In fact, you are using a pretty deficient way to achieve your goal, you need to use numpy in order to increase the performance.
import numpy as np
import matplotlib.pyplot as plt
stock_price_spy = np.loadtxt('SPY.csv', dtype=float, delimiter=',', skiprows=1, usecols=4)
#here you have nothing else than the 5th column of your csv, this cuts the bottleneck in memory.

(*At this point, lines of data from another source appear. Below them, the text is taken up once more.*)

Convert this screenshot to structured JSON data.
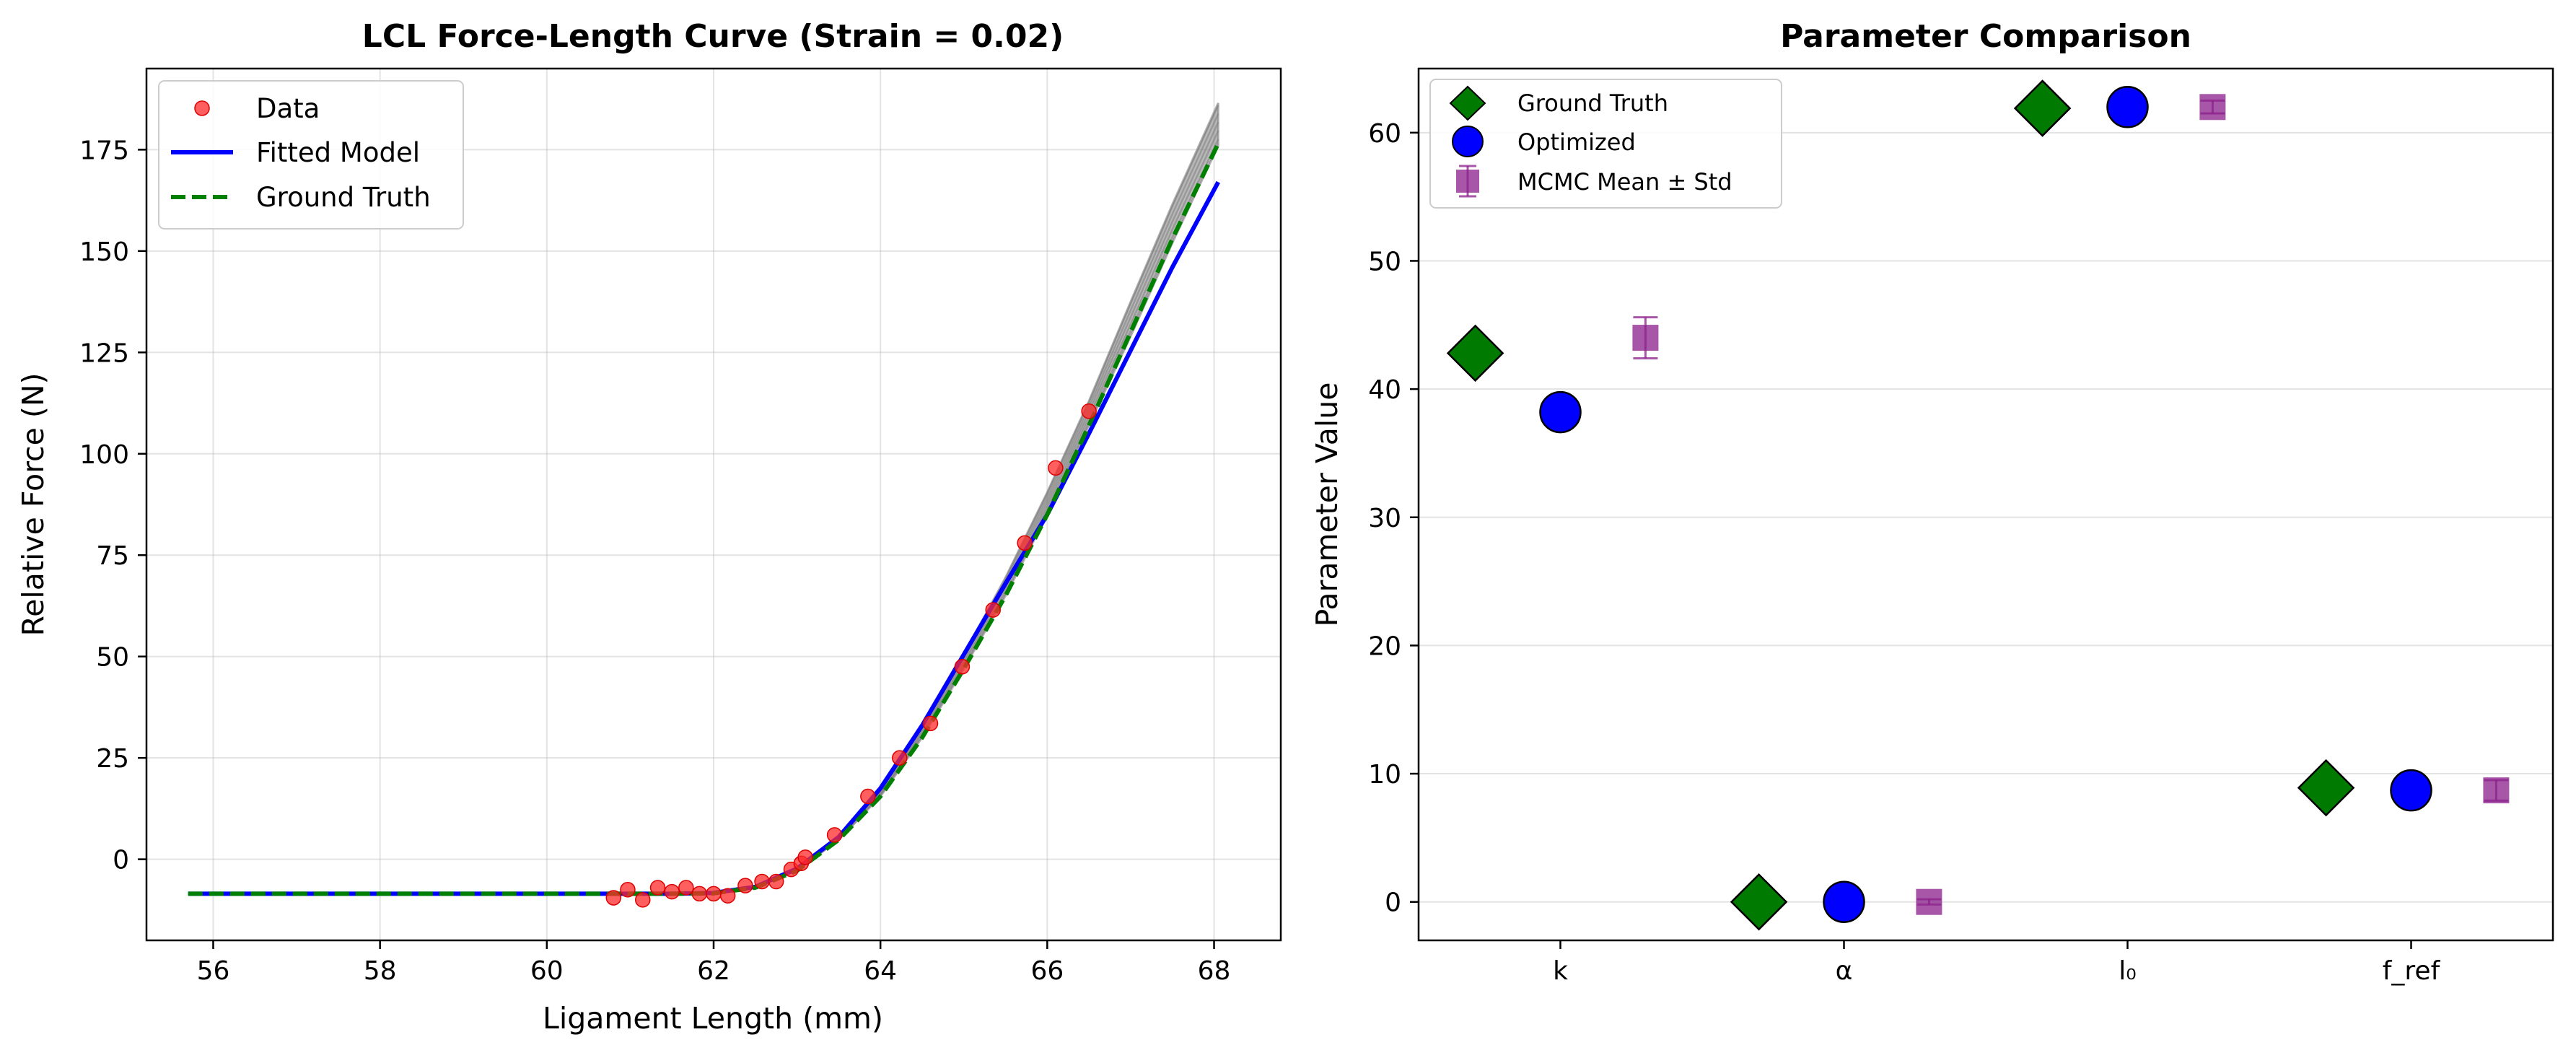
{
  "chart_data": [
    {
      "type": "line",
      "title": "LCL Force-Length Curve (Strain = 0.02)",
      "xlabel": "Ligament Length (mm)",
      "ylabel": "Relative Force (N)",
      "xlim": [
        55.2,
        68.8
      ],
      "ylim": [
        -20,
        195
      ],
      "xticks": [
        56,
        58,
        60,
        62,
        64,
        66,
        68
      ],
      "yticks": [
        0,
        25,
        50,
        75,
        100,
        125,
        150,
        175
      ],
      "grid": true,
      "legend_position": "upper-left",
      "legend": [
        "Data",
        "Fitted Model",
        "Ground Truth"
      ],
      "colors": {
        "data": "#ff2a2a",
        "fitted": "#0000ff",
        "ground_truth": "#008000",
        "mcmc": "#808080"
      },
      "series": [
        {
          "name": "Data",
          "kind": "scatter",
          "x": [
            60.8,
            60.97,
            61.15,
            61.33,
            61.5,
            61.67,
            61.83,
            62.0,
            62.17,
            62.38,
            62.58,
            62.75,
            62.93,
            63.05,
            63.1,
            63.45,
            63.85,
            64.23,
            64.6,
            64.98,
            65.35,
            65.73,
            66.1,
            66.5
          ],
          "y": [
            -9.5,
            -7.5,
            -10,
            -7,
            -8,
            -7,
            -8.5,
            -8.5,
            -9,
            -6.5,
            -5.5,
            -5.5,
            -2.5,
            -1,
            0.5,
            6,
            15.5,
            25,
            33.5,
            47.5,
            61.5,
            78,
            96.5,
            110.5
          ]
        },
        {
          "name": "Fitted Model",
          "kind": "line",
          "x": [
            55.7,
            61.5,
            62.0,
            62.5,
            63.0,
            63.5,
            64.0,
            64.5,
            65.0,
            65.5,
            66.0,
            66.5,
            67.0,
            67.5,
            68.05
          ],
          "y": [
            -8.5,
            -8.5,
            -8.3,
            -6.8,
            -2.3,
            5.5,
            17.5,
            33.0,
            50.5,
            68.0,
            85.0,
            105.0,
            125.5,
            146.0,
            167.0
          ]
        },
        {
          "name": "Ground Truth",
          "kind": "line",
          "x": [
            55.7,
            61.5,
            62.0,
            62.5,
            63.0,
            63.5,
            64.0,
            64.5,
            65.0,
            65.5,
            66.0,
            66.5,
            67.0,
            67.5,
            68.05
          ],
          "y": [
            -8.5,
            -8.5,
            -8.4,
            -7.0,
            -2.8,
            4.8,
            15.5,
            30.0,
            47.0,
            65.0,
            85.0,
            107.0,
            130.0,
            153.0,
            176.5
          ]
        },
        {
          "name": "",
          "kind": "mcmc-band",
          "x": [
            55.7,
            61.5,
            62.0,
            62.5,
            63.0,
            63.5,
            64.0,
            64.5,
            65.0,
            65.5,
            66.0,
            66.5,
            67.0,
            67.5,
            68.05
          ],
          "y_low": [
            -8.5,
            -8.5,
            -8.4,
            -7.0,
            -2.8,
            4.8,
            15.5,
            30.0,
            47.0,
            65.0,
            85.0,
            107.0,
            129.0,
            152.0,
            176.0
          ],
          "y_high": [
            -8.5,
            -8.5,
            -8.4,
            -7.0,
            -2.5,
            5.5,
            17.0,
            32.5,
            50.5,
            69.5,
            90.5,
            113.0,
            137.5,
            161.5,
            186.5
          ]
        }
      ]
    },
    {
      "type": "scatter",
      "title": "Parameter Comparison",
      "xlabel": "",
      "ylabel": "Parameter Value",
      "categories": [
        "k",
        "α",
        "l₀",
        "f_ref"
      ],
      "ylim": [
        -3,
        65
      ],
      "yticks": [
        0,
        10,
        20,
        30,
        40,
        50,
        60
      ],
      "grid": "y-only",
      "legend_position": "upper-left",
      "legend": [
        "Ground Truth",
        "Optimized",
        "MCMC Mean ± Std"
      ],
      "colors": {
        "ground_truth": "#007a00",
        "optimized": "#0000ff",
        "mcmc": "#8b1f8b"
      },
      "series": [
        {
          "name": "Ground Truth",
          "marker": "diamond",
          "offset": -0.3,
          "values": [
            42.8,
            0.0,
            61.9,
            8.9
          ]
        },
        {
          "name": "Optimized",
          "marker": "circle",
          "offset": 0.0,
          "values": [
            38.2,
            0.0,
            62.0,
            8.7
          ]
        },
        {
          "name": "MCMC Mean ± Std",
          "marker": "square",
          "offset": 0.3,
          "values": [
            44.0,
            0.0,
            62.0,
            8.7
          ],
          "std": [
            1.6,
            0.2,
            0.5,
            0.8
          ]
        }
      ]
    }
  ]
}
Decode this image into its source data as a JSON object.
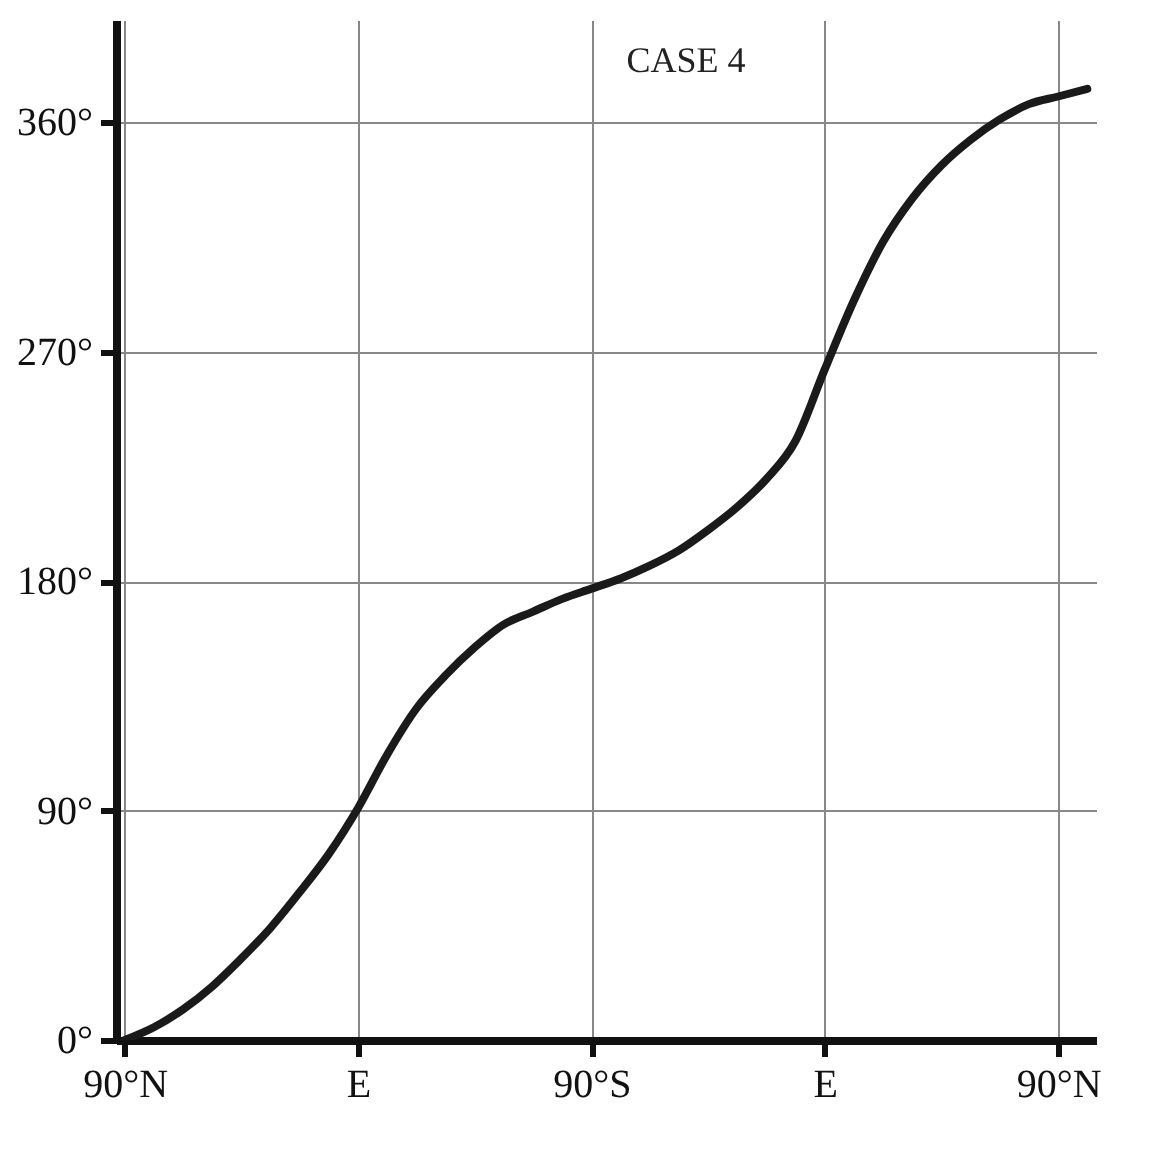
{
  "chart_data": {
    "type": "line",
    "title": "CASE 4",
    "categories": [
      "90°N",
      null,
      null,
      null,
      null,
      null,
      null,
      null,
      "E",
      null,
      null,
      null,
      null,
      null,
      null,
      null,
      "90°S",
      null,
      null,
      null,
      null,
      null,
      null,
      null,
      "E",
      null,
      null,
      null,
      null,
      null,
      null,
      null,
      "90°N",
      null
    ],
    "ylim": [
      0,
      400
    ],
    "yticks": [
      {
        "value": 0,
        "label": "0°"
      },
      {
        "value": 90,
        "label": "90°"
      },
      {
        "value": 180,
        "label": "180°"
      },
      {
        "value": 270,
        "label": "270°"
      },
      {
        "value": 360,
        "label": "360°"
      }
    ],
    "grid": true,
    "marker": "none",
    "line_style": "solid",
    "series": [
      {
        "color": "#1a1a1a",
        "values": [
          0,
          5,
          12,
          21,
          32,
          44,
          58,
          73,
          91,
          112,
          130,
          143,
          154,
          163,
          168,
          173,
          177,
          181,
          186,
          192,
          200,
          209,
          220,
          235,
          263,
          290,
          313,
          330,
          343,
          353,
          361,
          367,
          370,
          373
        ]
      }
    ]
  }
}
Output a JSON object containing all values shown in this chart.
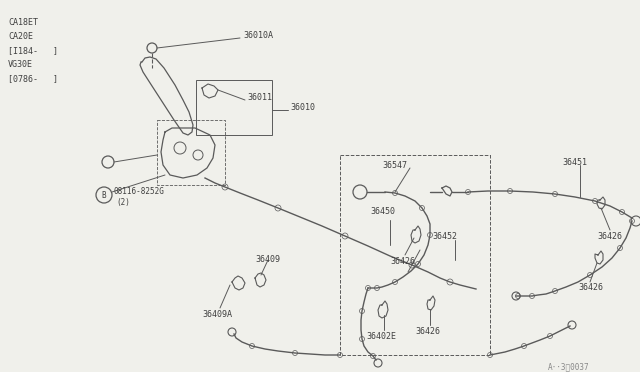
{
  "bg_color": "#f0f0eb",
  "line_color": "#5a5a5a",
  "text_color": "#404040",
  "watermark": "A··3⁄0037",
  "engine_labels": [
    "CA18ET",
    "CA20E",
    "[I184-   ]",
    "VG30E",
    "[0786-   ]"
  ],
  "fig_w": 6.4,
  "fig_h": 3.72,
  "dpi": 100
}
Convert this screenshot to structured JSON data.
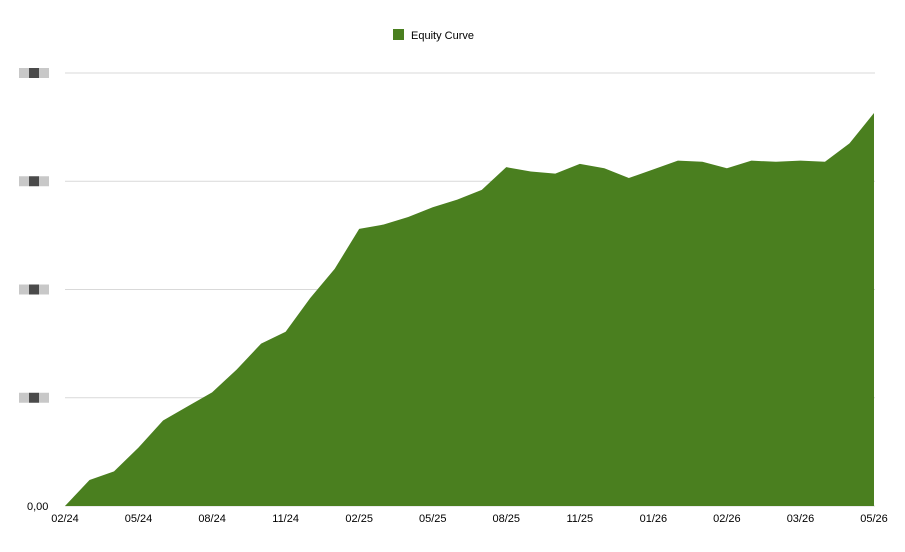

n, bins, patches = plt.hist( stock_price_spy, 50 )
plt.show()
I didn't test it, but it should work.
And I recommend you to use the optimized version of python from intel. It's better to manage this kind of process. Intel python distribution
Adding code for testing. Because some fellows are trying to misinform and are missing true arguments, panda uses Dataframes which are dictionaries, not numpy arrays. And numpy arrays are almost twice faster.
import numpy as np
import pandas as pd
import random
import csv
import matplotlib.pyplot as plt
import time
#Creating a random csv file 6 x 4871, simulating the problem.
rows = 4871
columns = 6
fields = ['one', 'two', 'three', 'four', 'five', 'six']
write_a_csv = csv.DictWriter(open("random.csv", "w"),
fieldnames=fields)
for i in range(0, rows):
write_a_csv.writerow(dict([
('one', random.random()),
('two', random.random()),
('three', random.random()),
('four', random.random()),
('five', random.random()),
('six', random.random())
]))
start_old = time.clock()
spy = pd.read_csv( 'random.csv' )
print(type(spy))
stock_price_spy = spy.values[ :, 5 ]
n, bins, patches = plt.hist( stock_price_spy, 50 )
plt.show()
end_old = time.clock()
total_time_old = end_old - start_old
print(total_time_old)
start_new = time.clock()
stock_price_spy_new = np.loadtxt('random.csv', dtype=float,
delimiter=',', skiprows=1, usecols=4)
print(type(stock_price_spy_new))
#here you have nothing else than the 5th column of your csv, this cuts the bottleneck in memory.
n, bins, patches = plt.hist( stock_price_spy_new, 50 )
plt.show()
end_new = time.clock()
total_time_new = end_new - start_new
print(total_time_new)